To reach that goal of 1000, we had to do 17 or 18 Appleseeds, nearly double - or twice the work - we intended.

Yet that first year set the tone for the program. We set a goal, and we do whatever it takes to reach that goal. I was at nearly every Appleseed that first year, and found people would travel incredible distances to attend one. (At that first Texas shoot, a guy drove two days and nights from Oregon to get there.)

The rest is history - ongoing - but history, nonetheless. We have a track record for the first four years of the program of persisting, adapting, and overcoming to stick to our plan of doubling each year. Two years from now, in 2012, an RWVA instructor will shake the hand of the 100,000th Appleseeder! Four years later, if human effort has anything to do with it, an RWVA instructor will shake the hand of the 1,000,000th Appleseeder.

There's not much else to say about Fred. Sure, he is an NRA-certified instructor in several shooting disciplines, and he's gone thru the CMP Master Instructor course. Yes, he's served in an NRA state association as an officer. None of the details are important, because nothing much was happening - just "business as usual". When the ship is sinking, you need more than that.

Yes, it's true he admits to being a dumb person most of his life, try as he might to learn at every opportunity. Somehow, he didn't hit the right mentor, so mostly he's been the typical Doofus americanus - which may be why he's so motivated, as a recovering doofus, to make Appleseed achieve its goal.

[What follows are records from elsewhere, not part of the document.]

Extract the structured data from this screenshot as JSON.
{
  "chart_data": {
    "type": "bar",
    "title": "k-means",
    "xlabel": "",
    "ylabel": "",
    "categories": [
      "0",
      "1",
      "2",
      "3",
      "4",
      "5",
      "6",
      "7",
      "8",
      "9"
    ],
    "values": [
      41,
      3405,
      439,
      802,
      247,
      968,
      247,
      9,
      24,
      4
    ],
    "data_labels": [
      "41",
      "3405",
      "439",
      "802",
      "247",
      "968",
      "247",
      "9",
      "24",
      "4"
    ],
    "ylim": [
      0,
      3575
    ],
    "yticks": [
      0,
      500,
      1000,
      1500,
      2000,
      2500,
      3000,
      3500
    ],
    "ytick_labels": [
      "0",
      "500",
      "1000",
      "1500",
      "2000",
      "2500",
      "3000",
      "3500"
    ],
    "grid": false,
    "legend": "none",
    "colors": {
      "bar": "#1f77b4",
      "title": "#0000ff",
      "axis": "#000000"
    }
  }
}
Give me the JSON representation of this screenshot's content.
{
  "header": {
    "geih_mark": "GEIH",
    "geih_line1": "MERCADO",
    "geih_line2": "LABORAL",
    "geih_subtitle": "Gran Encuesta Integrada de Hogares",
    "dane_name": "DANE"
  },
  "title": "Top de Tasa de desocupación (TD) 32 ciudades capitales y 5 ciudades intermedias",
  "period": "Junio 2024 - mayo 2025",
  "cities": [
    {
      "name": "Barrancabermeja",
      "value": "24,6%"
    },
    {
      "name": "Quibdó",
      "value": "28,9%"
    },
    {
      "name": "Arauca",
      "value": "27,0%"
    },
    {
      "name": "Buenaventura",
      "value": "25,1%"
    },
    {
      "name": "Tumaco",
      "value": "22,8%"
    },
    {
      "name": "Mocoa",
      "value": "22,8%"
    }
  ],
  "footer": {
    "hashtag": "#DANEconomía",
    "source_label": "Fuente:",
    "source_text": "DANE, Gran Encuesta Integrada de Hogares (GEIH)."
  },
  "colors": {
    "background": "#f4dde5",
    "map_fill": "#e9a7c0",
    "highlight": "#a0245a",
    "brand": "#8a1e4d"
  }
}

Sure, this bio is light on some personal details - but that's because they aren't important. Nor is Fred particularly important. It's the great Cause, the Mission, which is important. Compared to that, hardly anything else counts. When the ship sinks - if we don't prevent it - we will all be in the water, and it's gonna be mighty cold - and something NOT to look forward to. It's gonna take a LOT of effort, a lot of hours from MANY volunteers. I pretty much fill my time with Appleseed, with some time stolen to ship orders from Fred's M14 Rifle Stocks - but there's never enough time. And sometime in the future, maybe around 2016, when that 1,000,000th person comes thru Appleseed, Fred will begin to retire, and let youngbloods in the program have the joy of seeing 2,000,000 Appleseeders in 2017 (yes, the plan will still be to double each year - man, it really begins to count, only 3 years from now).

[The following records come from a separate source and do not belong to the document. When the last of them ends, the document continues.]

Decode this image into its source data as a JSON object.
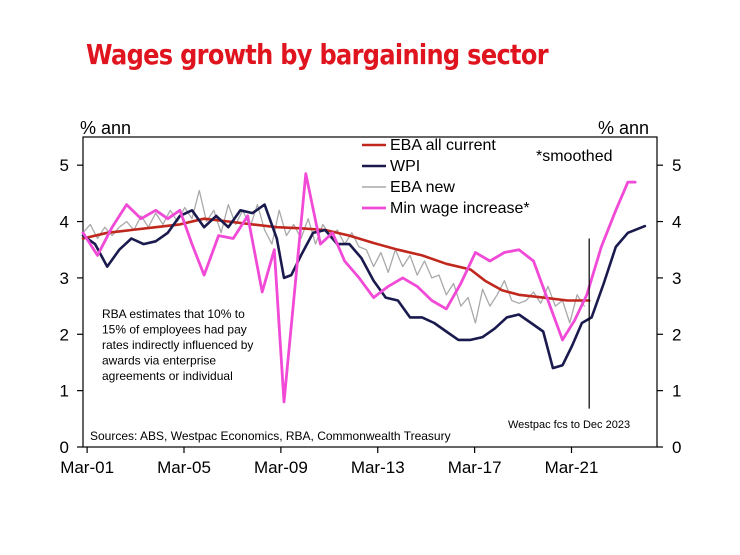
{
  "chart_data": {
    "type": "line",
    "title": "Wages growth by bargaining sector",
    "ylabel_left": "% ann",
    "ylabel_right": "% ann",
    "ylim": [
      0,
      5.5
    ],
    "yticks": [
      0,
      1,
      2,
      3,
      4,
      5
    ],
    "xlim": [
      2001.0,
      2024.7
    ],
    "xticks": [
      {
        "label": "Mar-01",
        "x": 2001.17
      },
      {
        "label": "Mar-05",
        "x": 2005.17
      },
      {
        "label": "Mar-09",
        "x": 2009.17
      },
      {
        "label": "Mar-13",
        "x": 2013.17
      },
      {
        "label": "Mar-17",
        "x": 2017.17
      },
      {
        "label": "Mar-21",
        "x": 2021.17
      }
    ],
    "legend_position": "top-right",
    "legend_note": "*smoothed",
    "annotation": "RBA estimates that 10% to 15% of employees had pay rates indirectly influenced by awards via enterprise agreements or individual",
    "annotation_lines": [
      "RBA estimates that 10% to",
      "15% of employees had pay",
      "rates indirectly influenced by",
      "awards via enterprise",
      "agreements or individual"
    ],
    "forecast_label": "Westpac fcs to Dec 2023",
    "forecast_x": 2021.9,
    "source": "Sources: ABS, Westpac Economics, RBA, Commonwealth Treasury",
    "series": [
      {
        "name": "EBA all current",
        "color": "#c0281e",
        "width": 2.6,
        "x": [
          2001.0,
          2002.0,
          2003.0,
          2004.0,
          2005.0,
          2006.0,
          2007.0,
          2008.0,
          2009.0,
          2010.0,
          2011.0,
          2012.0,
          2013.0,
          2014.0,
          2015.0,
          2016.0,
          2017.0,
          2017.6,
          2018.3,
          2019.0,
          2020.0,
          2021.0,
          2021.9
        ],
        "values": [
          3.7,
          3.8,
          3.85,
          3.9,
          3.95,
          4.05,
          4.0,
          3.95,
          3.9,
          3.88,
          3.85,
          3.75,
          3.62,
          3.5,
          3.4,
          3.25,
          3.15,
          2.95,
          2.78,
          2.7,
          2.65,
          2.6,
          2.6
        ]
      },
      {
        "name": "WPI",
        "color": "#1a1a4e",
        "width": 2.6,
        "x": [
          2001.0,
          2001.5,
          2002.0,
          2002.5,
          2003.0,
          2003.5,
          2004.0,
          2004.5,
          2005.0,
          2005.5,
          2006.0,
          2006.5,
          2007.0,
          2007.5,
          2008.0,
          2008.5,
          2009.0,
          2009.3,
          2009.6,
          2010.0,
          2010.5,
          2011.0,
          2011.5,
          2012.0,
          2012.5,
          2013.0,
          2013.5,
          2014.0,
          2014.5,
          2015.0,
          2015.5,
          2016.0,
          2016.5,
          2017.0,
          2017.5,
          2018.0,
          2018.5,
          2019.0,
          2019.5,
          2020.0,
          2020.4,
          2020.8,
          2021.2,
          2021.6,
          2022.0,
          2022.5,
          2023.0,
          2023.5,
          2024.2
        ],
        "values": [
          3.75,
          3.6,
          3.2,
          3.5,
          3.7,
          3.6,
          3.65,
          3.8,
          4.1,
          4.2,
          3.9,
          4.1,
          3.9,
          4.2,
          4.15,
          4.3,
          3.7,
          3.0,
          3.05,
          3.4,
          3.8,
          3.85,
          3.6,
          3.6,
          3.35,
          2.95,
          2.65,
          2.6,
          2.3,
          2.3,
          2.2,
          2.05,
          1.9,
          1.9,
          1.95,
          2.1,
          2.3,
          2.35,
          2.2,
          2.05,
          1.4,
          1.45,
          1.8,
          2.2,
          2.3,
          2.9,
          3.55,
          3.8,
          3.92
        ]
      },
      {
        "name": "EBA new",
        "color": "#a9a9a9",
        "width": 1.3,
        "x": [
          2001.0,
          2001.3,
          2001.6,
          2001.9,
          2002.2,
          2002.5,
          2002.8,
          2003.1,
          2003.4,
          2003.7,
          2004.0,
          2004.3,
          2004.6,
          2004.9,
          2005.2,
          2005.5,
          2005.8,
          2006.1,
          2006.4,
          2006.7,
          2007.0,
          2007.3,
          2007.6,
          2007.9,
          2008.2,
          2008.5,
          2008.8,
          2009.1,
          2009.4,
          2009.7,
          2010.0,
          2010.3,
          2010.6,
          2010.9,
          2011.2,
          2011.5,
          2011.8,
          2012.1,
          2012.4,
          2012.7,
          2013.0,
          2013.3,
          2013.6,
          2013.9,
          2014.2,
          2014.5,
          2014.8,
          2015.1,
          2015.4,
          2015.7,
          2016.0,
          2016.3,
          2016.6,
          2016.9,
          2017.2,
          2017.5,
          2017.8,
          2018.1,
          2018.4,
          2018.7,
          2019.0,
          2019.3,
          2019.6,
          2019.9,
          2020.2,
          2020.5,
          2020.8,
          2021.1,
          2021.4,
          2021.7
        ],
        "values": [
          3.8,
          3.95,
          3.7,
          3.9,
          3.75,
          3.9,
          4.0,
          3.85,
          4.1,
          3.9,
          4.15,
          3.95,
          4.2,
          4.0,
          4.25,
          4.05,
          4.55,
          4.0,
          4.2,
          3.8,
          4.3,
          3.95,
          4.2,
          3.9,
          4.3,
          3.85,
          3.6,
          4.2,
          3.75,
          3.95,
          3.7,
          4.05,
          3.6,
          3.95,
          3.75,
          3.85,
          3.6,
          3.8,
          3.55,
          3.5,
          3.2,
          3.45,
          3.1,
          3.5,
          3.2,
          3.4,
          3.05,
          3.3,
          3.0,
          3.05,
          2.7,
          2.9,
          2.5,
          2.65,
          2.2,
          2.8,
          2.5,
          2.7,
          2.95,
          2.6,
          2.55,
          2.6,
          2.75,
          2.55,
          2.85,
          2.5,
          2.6,
          2.2,
          2.7,
          2.5
        ]
      },
      {
        "name": "Min wage increase*",
        "color": "#f04ad6",
        "width": 2.8,
        "x": [
          2001.0,
          2001.6,
          2002.2,
          2002.8,
          2003.4,
          2004.0,
          2004.5,
          2005.0,
          2005.5,
          2006.0,
          2006.6,
          2007.2,
          2007.8,
          2008.4,
          2008.9,
          2009.3,
          2009.7,
          2010.2,
          2010.8,
          2011.3,
          2011.8,
          2012.4,
          2013.0,
          2013.6,
          2014.2,
          2014.8,
          2015.4,
          2016.0,
          2016.6,
          2017.2,
          2017.8,
          2018.4,
          2019.0,
          2019.6,
          2020.2,
          2020.8,
          2021.3,
          2021.8,
          2022.4,
          2023.0,
          2023.5,
          2023.8
        ],
        "values": [
          3.8,
          3.4,
          3.9,
          4.3,
          4.05,
          4.2,
          4.05,
          4.2,
          3.6,
          3.05,
          3.75,
          3.7,
          4.1,
          2.75,
          3.5,
          0.8,
          2.6,
          4.85,
          3.6,
          3.8,
          3.3,
          3.0,
          2.65,
          2.85,
          3.0,
          2.85,
          2.6,
          2.45,
          2.9,
          3.45,
          3.3,
          3.45,
          3.5,
          3.3,
          2.6,
          1.9,
          2.25,
          2.7,
          3.55,
          4.2,
          4.7,
          4.7
        ]
      }
    ]
  }
}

The more conventional bio:

*Capt, US Army, retired

*Life Member, NRA

*Civilian Marksmanship Program Master Instructor

*NRA-Certified Instructor in Rifle, Pistol, Shotgun, Black Power, Home Protection

*Camp Perry Highpower Rifle Competitor, 1989 - 1999

*North Carolina .22 Rimfire Pistol IHMSA Champ, 1986

*Secretary, North Carolina Rifle and Pistol Association, 1992-1995 (While Secretary, put out a "TEAMNCRPA" newsletter which won a 'best in nation' award from NRA.)

*President, Riverside Gun Club, 1990-2004 (While Pres, oversaw purchase and development of a 500-yard rifle and pistol range, and RGC was awarded NRA's Meritorious Achievement Club award and the highest NRA club award, "the President's Club", along with NRA's "Most Improved Range" award.)

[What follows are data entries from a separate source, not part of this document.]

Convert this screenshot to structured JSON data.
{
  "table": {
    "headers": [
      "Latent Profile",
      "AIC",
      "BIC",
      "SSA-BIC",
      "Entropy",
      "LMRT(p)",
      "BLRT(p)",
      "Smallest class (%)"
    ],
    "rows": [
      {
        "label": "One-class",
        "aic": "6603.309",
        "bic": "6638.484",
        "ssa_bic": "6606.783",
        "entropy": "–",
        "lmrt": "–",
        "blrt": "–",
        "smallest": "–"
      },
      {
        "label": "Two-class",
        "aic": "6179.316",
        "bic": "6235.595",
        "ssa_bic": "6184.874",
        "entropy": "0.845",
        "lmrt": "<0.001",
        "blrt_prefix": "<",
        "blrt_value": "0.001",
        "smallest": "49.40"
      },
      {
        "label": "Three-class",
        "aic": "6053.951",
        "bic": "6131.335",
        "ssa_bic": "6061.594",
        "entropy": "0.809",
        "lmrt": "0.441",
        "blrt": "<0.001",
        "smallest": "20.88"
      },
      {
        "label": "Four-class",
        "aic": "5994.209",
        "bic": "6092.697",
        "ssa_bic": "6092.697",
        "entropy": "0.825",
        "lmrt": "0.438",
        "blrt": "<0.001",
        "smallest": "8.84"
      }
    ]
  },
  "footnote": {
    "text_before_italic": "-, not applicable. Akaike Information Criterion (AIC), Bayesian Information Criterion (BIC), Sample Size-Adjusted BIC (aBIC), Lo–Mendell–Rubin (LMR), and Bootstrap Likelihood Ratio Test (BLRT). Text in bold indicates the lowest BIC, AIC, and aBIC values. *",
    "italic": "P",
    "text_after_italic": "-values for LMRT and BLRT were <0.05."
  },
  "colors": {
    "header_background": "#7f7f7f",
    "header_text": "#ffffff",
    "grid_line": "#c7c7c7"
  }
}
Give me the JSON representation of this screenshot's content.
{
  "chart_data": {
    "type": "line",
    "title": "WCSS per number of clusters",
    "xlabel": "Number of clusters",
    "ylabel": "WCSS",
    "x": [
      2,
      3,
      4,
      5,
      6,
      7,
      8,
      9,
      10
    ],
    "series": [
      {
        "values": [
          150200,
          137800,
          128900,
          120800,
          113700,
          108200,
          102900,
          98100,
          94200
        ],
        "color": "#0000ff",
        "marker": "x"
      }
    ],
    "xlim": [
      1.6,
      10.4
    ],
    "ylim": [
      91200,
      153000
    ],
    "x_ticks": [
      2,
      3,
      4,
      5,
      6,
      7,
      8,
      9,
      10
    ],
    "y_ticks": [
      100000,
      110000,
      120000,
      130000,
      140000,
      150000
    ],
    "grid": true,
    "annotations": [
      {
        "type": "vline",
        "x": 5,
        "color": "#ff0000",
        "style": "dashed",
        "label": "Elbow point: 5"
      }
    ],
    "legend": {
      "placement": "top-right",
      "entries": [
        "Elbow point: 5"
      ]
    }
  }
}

*Current Secretary/Treasurer of the RWVA since 2004 (and oversaw development of the nationwide "Appleseed Project" with projections of 1000 Appleseeds coast-to-coast in 2010 - and a major contributer to RWVA's blog at rwva.org/blog.)

*Since 1999, a writer of a column in Shotgun News promoting gun rights, marksmanship, and knowledge of the heritage of rifle marksmanship.